The Greek government is moving to introduce legislation to strengthen consumer protection in the retail banking market by capping the total repayment amount on consumer loans of up to €100,000.

Greek Prime Minister Kyriakos Mitsotakis presented the plan as part of his weekly review of the government’s work, stressing the need to curb abusive practices and “fine print” in lending contracts.

Under the proposal, the total amount a borrower will be required to repay, including interest and fees, will be capped at a level 30% to 50% above the capital the lender borrowed, “as is the case on average in other European countries,” the Prime Minister said in a Facebook post on Sunday, adding that “These are regulations that I believe create a clearer and fairer framework for everyone”.

The cap will mainly apply to unsecured consumer loans, as well as credit card debt, where high interest rates and complex fee structures have been recorded over time.

A 14-day cooling-off period from the signing of the contract is also envisaged, strengthening borrowers’ rights and improving transparency.

A recovering market, but at a high cost

The intervention comes at a time of gradual recovery in consumer credit in Greece, after years of contraction caused by the debt crisis.

Demand for consumer credit in Greece has strengthened since 2022, while borrowing costs remain high compared with other loan categories.

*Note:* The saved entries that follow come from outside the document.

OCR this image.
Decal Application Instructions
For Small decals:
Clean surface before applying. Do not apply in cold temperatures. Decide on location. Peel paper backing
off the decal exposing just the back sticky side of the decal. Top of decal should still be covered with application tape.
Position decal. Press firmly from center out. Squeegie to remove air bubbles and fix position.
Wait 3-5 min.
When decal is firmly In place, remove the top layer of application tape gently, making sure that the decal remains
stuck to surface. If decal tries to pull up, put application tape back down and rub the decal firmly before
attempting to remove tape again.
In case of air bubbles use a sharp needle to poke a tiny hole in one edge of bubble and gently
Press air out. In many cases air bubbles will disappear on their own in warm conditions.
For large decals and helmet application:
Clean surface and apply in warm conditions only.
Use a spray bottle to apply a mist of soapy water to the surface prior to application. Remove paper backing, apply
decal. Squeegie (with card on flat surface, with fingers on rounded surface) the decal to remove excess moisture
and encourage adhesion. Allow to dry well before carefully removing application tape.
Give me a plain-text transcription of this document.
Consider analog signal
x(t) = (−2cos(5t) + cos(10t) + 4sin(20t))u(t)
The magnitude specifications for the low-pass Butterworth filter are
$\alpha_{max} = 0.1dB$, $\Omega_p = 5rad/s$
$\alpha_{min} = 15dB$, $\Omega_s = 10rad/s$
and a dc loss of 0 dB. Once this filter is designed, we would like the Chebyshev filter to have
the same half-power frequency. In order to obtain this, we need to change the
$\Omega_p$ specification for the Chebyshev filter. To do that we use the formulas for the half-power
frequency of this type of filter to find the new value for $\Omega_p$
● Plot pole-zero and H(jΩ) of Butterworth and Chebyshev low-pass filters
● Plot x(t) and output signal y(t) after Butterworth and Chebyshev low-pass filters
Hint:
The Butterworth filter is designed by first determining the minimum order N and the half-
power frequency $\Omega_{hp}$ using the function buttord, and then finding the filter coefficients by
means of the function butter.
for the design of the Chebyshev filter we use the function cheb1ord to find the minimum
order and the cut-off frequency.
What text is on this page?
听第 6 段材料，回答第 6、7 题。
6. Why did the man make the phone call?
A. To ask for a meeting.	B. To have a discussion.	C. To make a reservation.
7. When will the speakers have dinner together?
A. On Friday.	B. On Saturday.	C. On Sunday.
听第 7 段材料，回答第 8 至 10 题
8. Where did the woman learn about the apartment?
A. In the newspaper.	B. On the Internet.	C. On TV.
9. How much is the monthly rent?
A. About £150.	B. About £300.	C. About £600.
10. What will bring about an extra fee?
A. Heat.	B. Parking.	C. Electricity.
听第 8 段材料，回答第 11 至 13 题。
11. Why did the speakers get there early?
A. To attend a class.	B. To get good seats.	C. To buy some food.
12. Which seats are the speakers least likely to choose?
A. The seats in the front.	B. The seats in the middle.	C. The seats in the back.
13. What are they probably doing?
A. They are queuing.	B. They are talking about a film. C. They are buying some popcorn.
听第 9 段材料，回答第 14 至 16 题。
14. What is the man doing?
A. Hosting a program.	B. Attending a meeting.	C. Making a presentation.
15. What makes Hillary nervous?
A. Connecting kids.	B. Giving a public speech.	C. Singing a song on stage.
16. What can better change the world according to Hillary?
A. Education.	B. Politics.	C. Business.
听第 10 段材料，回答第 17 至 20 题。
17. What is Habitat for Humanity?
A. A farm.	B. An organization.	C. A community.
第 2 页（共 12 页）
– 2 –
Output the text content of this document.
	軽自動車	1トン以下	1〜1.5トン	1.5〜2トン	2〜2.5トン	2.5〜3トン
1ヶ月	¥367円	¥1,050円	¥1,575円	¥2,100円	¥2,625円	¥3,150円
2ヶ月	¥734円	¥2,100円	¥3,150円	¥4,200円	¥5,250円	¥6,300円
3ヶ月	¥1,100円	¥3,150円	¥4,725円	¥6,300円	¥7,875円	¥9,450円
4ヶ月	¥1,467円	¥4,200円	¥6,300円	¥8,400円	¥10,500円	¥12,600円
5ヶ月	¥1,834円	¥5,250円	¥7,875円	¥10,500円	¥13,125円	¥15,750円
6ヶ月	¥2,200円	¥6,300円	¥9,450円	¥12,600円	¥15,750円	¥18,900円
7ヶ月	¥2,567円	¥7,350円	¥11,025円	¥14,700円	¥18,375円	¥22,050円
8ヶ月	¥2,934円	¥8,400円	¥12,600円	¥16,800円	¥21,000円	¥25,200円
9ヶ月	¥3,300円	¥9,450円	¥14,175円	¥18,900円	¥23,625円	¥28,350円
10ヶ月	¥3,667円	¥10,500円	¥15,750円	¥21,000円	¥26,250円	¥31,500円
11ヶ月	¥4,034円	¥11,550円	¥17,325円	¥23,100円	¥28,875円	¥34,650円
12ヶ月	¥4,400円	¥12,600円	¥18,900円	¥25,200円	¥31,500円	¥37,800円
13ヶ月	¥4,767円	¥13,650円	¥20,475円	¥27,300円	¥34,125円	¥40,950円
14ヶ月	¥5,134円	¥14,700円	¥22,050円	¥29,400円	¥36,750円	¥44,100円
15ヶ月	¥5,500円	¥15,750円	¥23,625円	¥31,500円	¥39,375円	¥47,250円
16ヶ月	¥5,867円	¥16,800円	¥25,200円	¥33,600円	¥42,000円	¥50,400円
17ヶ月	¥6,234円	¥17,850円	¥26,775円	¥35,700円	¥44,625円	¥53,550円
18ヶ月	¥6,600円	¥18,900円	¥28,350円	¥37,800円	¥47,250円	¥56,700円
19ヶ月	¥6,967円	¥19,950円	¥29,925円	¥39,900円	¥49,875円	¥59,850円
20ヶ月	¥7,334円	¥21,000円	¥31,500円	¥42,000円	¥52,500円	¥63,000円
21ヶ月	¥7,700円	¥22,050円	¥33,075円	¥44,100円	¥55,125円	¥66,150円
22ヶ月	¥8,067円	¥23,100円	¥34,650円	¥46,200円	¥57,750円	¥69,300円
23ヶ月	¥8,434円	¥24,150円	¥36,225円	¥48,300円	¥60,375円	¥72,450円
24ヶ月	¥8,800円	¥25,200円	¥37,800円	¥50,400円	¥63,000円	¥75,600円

Interest rates on consumer loans often exceed 10%, while on revolving credit products, such as credit cards, can exceed 14%.

The combination of rising demand and high interest rates is exacerbating concerns about over-indebtedness, particularly for the most vulnerable households.

Banking practices under scrutiny

The new initiative is part of a wider government effort to tackle bank practices that burden consumers.

In recent years, issues that came under scrutiny, included charges and terms that are not easily understood by customers, the high cost of basic banking services such as transfers and account maintenance, and limited competition in retail banking.

At the same time, the government has put pressure on banks to raise deposit rates during the period of rising interest rates, accusing them of being slow to pass on the benefits to savers.

Greek banks have returned to stable profitability in recent years, following extensive consolidation and a reduction in non-performing loans.